Anyone have experience with these? are they as good as they sound for the money, or is going with Stoptech , R32 bolt-ons, or an ECS kit a better idea? 

Thanks for any info! :thumbup:


----------



## ROH ECHT (Dec 9, 2010)

*ECS: More than enough*

Ecs stage 3 is more than enough brake and bang for your $. I added matching drilled/slotted rear rotors, braided lines, and hawk hps pads. All for about 2k. Here's pic's of my set-up. Sorry bout no info on the ksport. I try to get more out of my $.


----------



## GunKata (Apr 4, 2006)

thanks for posting - so you are definitely liking them then? and that's the stock rears, right? The Ksport 4 or 6 pistons are actually not that expensive, but def wanted to try and get some feedback. I may do the ECS, but ive heard some complaints about them, but nothing specific?!? they are basically what, old 911 or boxster calipers?


----------



## ROH ECHT (Dec 9, 2010)

GunKata said:


> they are basically what, old 911 or boxster calipers?

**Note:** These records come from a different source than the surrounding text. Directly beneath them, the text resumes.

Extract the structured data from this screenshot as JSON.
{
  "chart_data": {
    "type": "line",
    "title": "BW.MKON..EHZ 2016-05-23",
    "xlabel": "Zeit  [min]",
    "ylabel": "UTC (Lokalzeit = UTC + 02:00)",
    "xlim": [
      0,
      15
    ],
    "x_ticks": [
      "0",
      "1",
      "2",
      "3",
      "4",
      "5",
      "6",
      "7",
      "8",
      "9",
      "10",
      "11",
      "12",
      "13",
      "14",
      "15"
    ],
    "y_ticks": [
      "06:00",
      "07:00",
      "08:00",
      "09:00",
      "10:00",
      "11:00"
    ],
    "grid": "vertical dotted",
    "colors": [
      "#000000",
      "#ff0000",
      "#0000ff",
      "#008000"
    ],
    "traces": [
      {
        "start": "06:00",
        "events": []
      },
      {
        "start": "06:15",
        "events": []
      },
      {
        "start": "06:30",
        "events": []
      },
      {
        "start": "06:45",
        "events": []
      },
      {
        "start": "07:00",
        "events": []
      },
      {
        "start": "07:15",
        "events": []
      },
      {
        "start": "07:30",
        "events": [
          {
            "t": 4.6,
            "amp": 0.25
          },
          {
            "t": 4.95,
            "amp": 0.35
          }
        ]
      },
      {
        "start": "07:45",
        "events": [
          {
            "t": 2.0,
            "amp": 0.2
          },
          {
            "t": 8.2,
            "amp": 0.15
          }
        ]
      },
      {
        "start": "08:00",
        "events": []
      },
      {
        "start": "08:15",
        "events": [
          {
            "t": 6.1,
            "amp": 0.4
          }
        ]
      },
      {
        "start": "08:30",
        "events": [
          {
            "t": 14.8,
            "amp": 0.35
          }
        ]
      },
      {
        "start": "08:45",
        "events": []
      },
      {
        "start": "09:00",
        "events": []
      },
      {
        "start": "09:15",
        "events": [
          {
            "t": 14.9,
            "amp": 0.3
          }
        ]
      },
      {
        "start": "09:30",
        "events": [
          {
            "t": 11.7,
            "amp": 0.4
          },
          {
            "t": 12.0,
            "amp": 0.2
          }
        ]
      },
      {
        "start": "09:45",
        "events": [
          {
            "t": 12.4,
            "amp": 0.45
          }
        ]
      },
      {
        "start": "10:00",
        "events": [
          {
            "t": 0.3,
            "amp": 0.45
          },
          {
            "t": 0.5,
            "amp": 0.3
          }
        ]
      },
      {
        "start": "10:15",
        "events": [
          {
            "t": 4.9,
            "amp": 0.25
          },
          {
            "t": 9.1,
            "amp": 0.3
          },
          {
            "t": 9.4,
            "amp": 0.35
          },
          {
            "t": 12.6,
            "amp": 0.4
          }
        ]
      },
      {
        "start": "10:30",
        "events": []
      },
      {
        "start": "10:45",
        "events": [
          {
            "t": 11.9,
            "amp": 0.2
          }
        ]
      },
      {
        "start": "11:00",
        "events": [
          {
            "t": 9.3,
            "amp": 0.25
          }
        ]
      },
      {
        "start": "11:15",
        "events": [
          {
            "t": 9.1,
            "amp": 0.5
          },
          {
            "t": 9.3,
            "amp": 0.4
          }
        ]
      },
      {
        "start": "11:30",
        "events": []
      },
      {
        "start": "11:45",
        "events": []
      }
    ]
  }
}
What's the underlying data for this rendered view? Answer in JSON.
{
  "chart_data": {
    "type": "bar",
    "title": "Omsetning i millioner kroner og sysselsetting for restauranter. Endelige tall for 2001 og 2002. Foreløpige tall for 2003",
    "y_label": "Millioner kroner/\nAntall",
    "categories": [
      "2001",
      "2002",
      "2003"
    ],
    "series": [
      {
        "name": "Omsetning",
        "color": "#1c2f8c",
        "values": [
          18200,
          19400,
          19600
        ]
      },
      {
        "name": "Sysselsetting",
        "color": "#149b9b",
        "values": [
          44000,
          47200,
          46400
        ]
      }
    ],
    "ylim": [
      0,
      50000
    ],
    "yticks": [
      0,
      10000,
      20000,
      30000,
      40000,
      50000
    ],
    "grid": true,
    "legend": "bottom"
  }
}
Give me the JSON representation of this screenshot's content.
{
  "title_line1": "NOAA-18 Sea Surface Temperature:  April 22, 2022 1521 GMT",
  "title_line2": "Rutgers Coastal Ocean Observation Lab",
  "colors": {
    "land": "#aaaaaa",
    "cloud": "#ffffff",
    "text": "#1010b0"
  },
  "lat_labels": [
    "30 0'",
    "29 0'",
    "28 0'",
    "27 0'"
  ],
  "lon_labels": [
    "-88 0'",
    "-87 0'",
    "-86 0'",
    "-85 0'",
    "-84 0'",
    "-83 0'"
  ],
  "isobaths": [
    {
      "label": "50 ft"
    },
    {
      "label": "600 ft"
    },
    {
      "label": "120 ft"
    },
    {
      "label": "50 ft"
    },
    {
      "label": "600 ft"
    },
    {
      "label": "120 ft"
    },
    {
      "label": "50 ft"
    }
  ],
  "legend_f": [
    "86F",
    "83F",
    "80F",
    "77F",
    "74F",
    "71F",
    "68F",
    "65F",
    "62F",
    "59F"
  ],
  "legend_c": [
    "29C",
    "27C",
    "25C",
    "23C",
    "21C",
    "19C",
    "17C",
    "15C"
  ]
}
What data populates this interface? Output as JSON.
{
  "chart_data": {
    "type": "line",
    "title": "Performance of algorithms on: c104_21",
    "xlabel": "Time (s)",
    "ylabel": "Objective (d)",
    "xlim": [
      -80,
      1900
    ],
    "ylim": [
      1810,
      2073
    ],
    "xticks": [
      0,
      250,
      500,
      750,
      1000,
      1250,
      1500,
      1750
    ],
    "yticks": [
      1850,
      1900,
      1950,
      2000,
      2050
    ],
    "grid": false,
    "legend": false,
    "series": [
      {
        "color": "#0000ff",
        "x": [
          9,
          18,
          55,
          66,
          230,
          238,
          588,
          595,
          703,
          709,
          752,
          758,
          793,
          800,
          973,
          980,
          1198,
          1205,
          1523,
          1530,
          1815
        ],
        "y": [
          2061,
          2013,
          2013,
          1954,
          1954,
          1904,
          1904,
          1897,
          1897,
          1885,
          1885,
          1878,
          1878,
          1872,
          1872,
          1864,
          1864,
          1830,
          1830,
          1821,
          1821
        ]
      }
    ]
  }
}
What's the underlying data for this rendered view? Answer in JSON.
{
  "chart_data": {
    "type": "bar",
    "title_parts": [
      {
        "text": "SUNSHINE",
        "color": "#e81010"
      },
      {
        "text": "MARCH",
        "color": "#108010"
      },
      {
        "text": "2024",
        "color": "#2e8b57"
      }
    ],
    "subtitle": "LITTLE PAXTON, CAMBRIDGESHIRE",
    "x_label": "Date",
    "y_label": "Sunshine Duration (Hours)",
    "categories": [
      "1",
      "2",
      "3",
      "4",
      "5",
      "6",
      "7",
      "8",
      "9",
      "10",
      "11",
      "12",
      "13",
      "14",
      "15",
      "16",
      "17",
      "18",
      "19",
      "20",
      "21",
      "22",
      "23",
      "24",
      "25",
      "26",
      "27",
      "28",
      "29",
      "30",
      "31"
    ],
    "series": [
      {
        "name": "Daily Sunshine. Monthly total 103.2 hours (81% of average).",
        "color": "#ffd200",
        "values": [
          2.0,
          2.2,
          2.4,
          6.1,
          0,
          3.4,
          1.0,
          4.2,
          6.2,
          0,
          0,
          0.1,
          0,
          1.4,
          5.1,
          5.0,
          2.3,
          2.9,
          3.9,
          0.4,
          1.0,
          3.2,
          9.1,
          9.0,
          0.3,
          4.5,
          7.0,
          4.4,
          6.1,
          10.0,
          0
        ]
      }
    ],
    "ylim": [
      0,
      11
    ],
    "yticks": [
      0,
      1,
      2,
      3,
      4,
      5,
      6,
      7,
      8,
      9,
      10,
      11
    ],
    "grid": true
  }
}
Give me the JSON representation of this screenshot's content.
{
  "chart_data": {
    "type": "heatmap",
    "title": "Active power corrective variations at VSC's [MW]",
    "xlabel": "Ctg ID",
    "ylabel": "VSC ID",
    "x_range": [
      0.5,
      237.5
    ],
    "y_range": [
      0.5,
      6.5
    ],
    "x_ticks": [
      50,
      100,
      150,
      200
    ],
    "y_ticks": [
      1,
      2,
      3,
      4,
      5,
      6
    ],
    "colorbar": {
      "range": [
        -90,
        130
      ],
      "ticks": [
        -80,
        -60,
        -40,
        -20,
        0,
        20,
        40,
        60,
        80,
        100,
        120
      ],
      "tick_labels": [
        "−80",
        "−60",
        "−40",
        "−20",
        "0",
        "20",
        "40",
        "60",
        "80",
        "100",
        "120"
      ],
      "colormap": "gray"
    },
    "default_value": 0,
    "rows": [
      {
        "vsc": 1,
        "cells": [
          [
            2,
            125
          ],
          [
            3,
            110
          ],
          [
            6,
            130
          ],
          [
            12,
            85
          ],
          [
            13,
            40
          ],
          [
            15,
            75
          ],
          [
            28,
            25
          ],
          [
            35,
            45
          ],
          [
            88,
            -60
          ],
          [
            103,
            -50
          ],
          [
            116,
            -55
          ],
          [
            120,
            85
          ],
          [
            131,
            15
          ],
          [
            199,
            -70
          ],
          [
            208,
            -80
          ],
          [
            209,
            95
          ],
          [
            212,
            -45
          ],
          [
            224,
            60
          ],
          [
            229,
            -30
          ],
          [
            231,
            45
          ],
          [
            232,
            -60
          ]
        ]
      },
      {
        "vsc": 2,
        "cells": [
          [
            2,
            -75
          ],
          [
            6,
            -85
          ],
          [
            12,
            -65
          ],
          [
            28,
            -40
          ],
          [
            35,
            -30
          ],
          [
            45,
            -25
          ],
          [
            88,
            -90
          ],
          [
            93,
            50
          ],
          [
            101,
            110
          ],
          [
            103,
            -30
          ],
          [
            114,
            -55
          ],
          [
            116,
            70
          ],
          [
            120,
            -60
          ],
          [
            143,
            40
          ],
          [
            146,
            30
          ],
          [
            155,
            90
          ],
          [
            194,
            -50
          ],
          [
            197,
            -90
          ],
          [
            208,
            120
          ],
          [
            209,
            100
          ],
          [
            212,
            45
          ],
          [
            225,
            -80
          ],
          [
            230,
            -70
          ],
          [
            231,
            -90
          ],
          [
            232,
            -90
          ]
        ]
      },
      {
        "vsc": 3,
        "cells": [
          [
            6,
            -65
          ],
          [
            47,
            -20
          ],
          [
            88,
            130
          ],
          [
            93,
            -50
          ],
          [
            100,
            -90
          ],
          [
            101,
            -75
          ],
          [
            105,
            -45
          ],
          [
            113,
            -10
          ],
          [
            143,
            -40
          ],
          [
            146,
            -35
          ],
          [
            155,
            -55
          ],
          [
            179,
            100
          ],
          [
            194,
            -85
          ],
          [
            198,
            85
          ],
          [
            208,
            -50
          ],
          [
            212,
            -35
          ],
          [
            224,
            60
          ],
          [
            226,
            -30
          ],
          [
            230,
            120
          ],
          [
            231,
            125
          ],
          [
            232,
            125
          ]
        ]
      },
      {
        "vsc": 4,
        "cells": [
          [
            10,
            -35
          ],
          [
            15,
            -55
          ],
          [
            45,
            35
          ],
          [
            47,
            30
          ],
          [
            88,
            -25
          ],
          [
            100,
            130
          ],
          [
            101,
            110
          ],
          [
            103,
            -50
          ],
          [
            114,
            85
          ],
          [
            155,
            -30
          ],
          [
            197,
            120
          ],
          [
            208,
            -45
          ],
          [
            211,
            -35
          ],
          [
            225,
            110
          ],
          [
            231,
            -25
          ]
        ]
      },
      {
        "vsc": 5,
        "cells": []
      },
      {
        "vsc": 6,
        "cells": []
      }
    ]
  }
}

 Yeah, no prob. Ecs lists them as porsche 993TT- which is from the `93 to`98-911TT(Turbo). The two piece rotor is noticeably lighter than the smaller oem's. No complaints for sure on the set-up as it is! w/Stock rear calipers. You can get red caliper R32 size front & rear calipers from Awesome UK[link below]. They're off a SEAT leon cupra R but still the same, only red. If I need a rear caliper in the future, I'm doing it. Not that what I got isn't working. They just look so small now. BY THE WAY: ECS STAGE 3 BRAKE KIT IS ON SALE NOW for $1526. 
www.awesome-gti.co.uk/


----------



## GunKata (Apr 4, 2006)

ROH ECHT said:


> Yeah, no prob. Ecs lists them as porsche 993TT- which is from the `93 to`98-911TT(Turbo). The two piece rotor is noticeably lighter than the smaller oem's. No complaints for sure on the set-up as it is! w/Stock rear calipers. You can get red caliper R32 size front & rear calipers from Awesome UK[link below]. They're off a SEAT leon cupra R but still the same, only red. If I need a rear caliper in the future, I'm doing it. Not that what I got isn't working. They just look so small now. BY THE WAY: ECS STAGE 3 BRAKE KIT IS ON SALE NOW for $1526.
> www.awesome-gti.co.uk/


very nice - have you tracked with them?


----------



## ROH ECHT (Dec 9, 2010)

No, just handing out the occasional spanking on the curvy back roads and, well, not getting caught by...you know.


----------



## GunKata (Apr 4, 2006)

haha, cool! thanks :thumbup:


----------